If the creditor has not received a judgment against you, the LLC account cannot be garnished. Once a garnishment is approved in court, the creditor will notify you before contacting your bank to begin the actual garnishment.
However, the bank itself has no legal obligation to inform you when money is withdrawn due to an account garnishment. However, you may receive an automated overdraft notification if the garnished amount is greater than your available account balance.
The notification of garnishment should come from your creditor and not your bank. Assume a creditor has received a judgment against you.
Next determine the nature of the debt. Limited liability companies shield their owners from personal debts and obligations. If the debt is personal — such as a personal loan made to you as an individual rather than as an agent of your LLC — the LLC account cannot be garnished, unless an exception applies.
How Long Does It Take to Lift a Garnishment?
To lift a garnishment, you can try to contact the collection agency to negotiate alternative payment options. You may be able to lower interest payments, reduce the amount you owe, or make partial payments for a certain amount of time. However, you’ll have more bargaining power if you reach out to your creditor before a judgment is made.
It’s in your best interest to prevent an account garnishment from happening in the first place because the process is hard to stop.
Once a garnishment starts, the entire process will typically last at least a month, but could go on for 2 months or longer. A lot depends on how the bank responds and how you respond. In Florida, the bank has 20 days after service of the writ of garnishment to file a response. Some banks do this in one day. But other banks take the entire time.
In addition, you can file a claim of exemption and request for hearing. If you do, a Court will have to schedule a hearing on your exemption claim, which may significantly add to how long it takes to unfreeze the account.
How to Protect Exempt LLC Bank Account Funds Proactively
At the hearing, the judge will review the paperwork to ensure that the funds are exempt, which might prove difficult if you’ve commingled them with other personal money in the same account. Here are some tips that will help you maintain the exempt status of your funds.
Direct deposit: It will be easier for you to verify an exemption if the government deposits the funds directly into your account. Plus, your bank is required to protect two months of deposits unless the seizure relates to government debt, such as back taxes.
Exclusive account: The best way to get around a commingling problem is not to commingle the funds in the first place. Keep protected funds in a dedicated account. Use a separate bank account for nonexempt funds.
Cash checks: If you know that a creditor has a judgment against you and you don’t want to worry about losing your money, don’t put the funds in a bank account.
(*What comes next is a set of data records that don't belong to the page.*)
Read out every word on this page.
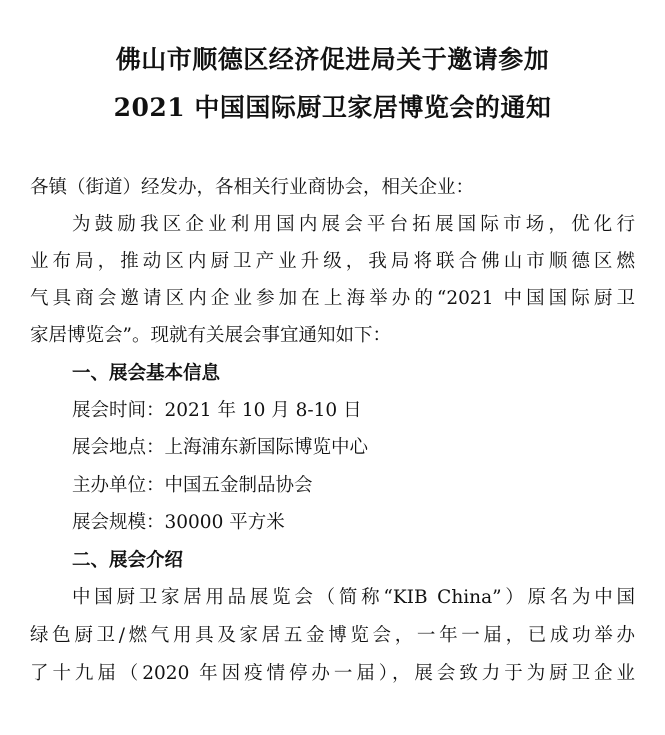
佛山市顺德区经济促进局关于邀请参加
2021 中国国际厨卫家居博览会的通知
各镇（街道）经发办，各相关行业商协会，相关企业：
为鼓励我区企业利用国内展会平台拓展国际市场，优化行
业布局，推动区内厨卫产业升级，我局将联合佛山市顺德区燃
气具商会邀请区内企业参加在上海举办的“2021 中国国际厨卫
家居博览会”。现就有关展会事宜通知如下：
一、展会基本信息
展会时间：2021 年 10 月 8-10 日
展会地点：上海浦东新国际博览中心
主办单位：中国五金制品协会
展会规模：30000 平方米
二、展会介绍
中国厨卫家居用品展览会（简称“KIB China”）原名为中国
绿色厨卫/燃气用具及家居五金博览会，一年一届，已成功举办
了十九届（2020 年因疫情停办一届），展会致力于为厨卫企业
A creditor can’t get what isn’t there.
Conclusion
An individual’s bank account can be garnished if there is a judgment against the individual, and an LLC bank account can be garnished if there is a judgment against the LLC. However, if there is a judgment against just yourself personally, a creditor cannot directly garnish the bank account of your own LLC.
The creditor would first have to get a judgment against the LLC. This is done by alleging a fraudulent conveyance or claiming that the LLC is an alter-ego of the judgment debtor. If you are facing a garnishment, you might be able to raise valid objections.
Claiming that the debt is personal in nature and the account sought to be garnished is a business account is one objection.
You can object to the nature of the garnishment, often by pointing out that the creditor didn’t follow the relevant procedure. Because of the sensitive legal nature of garnishments, a decision about objections should be made after talking with an attorney.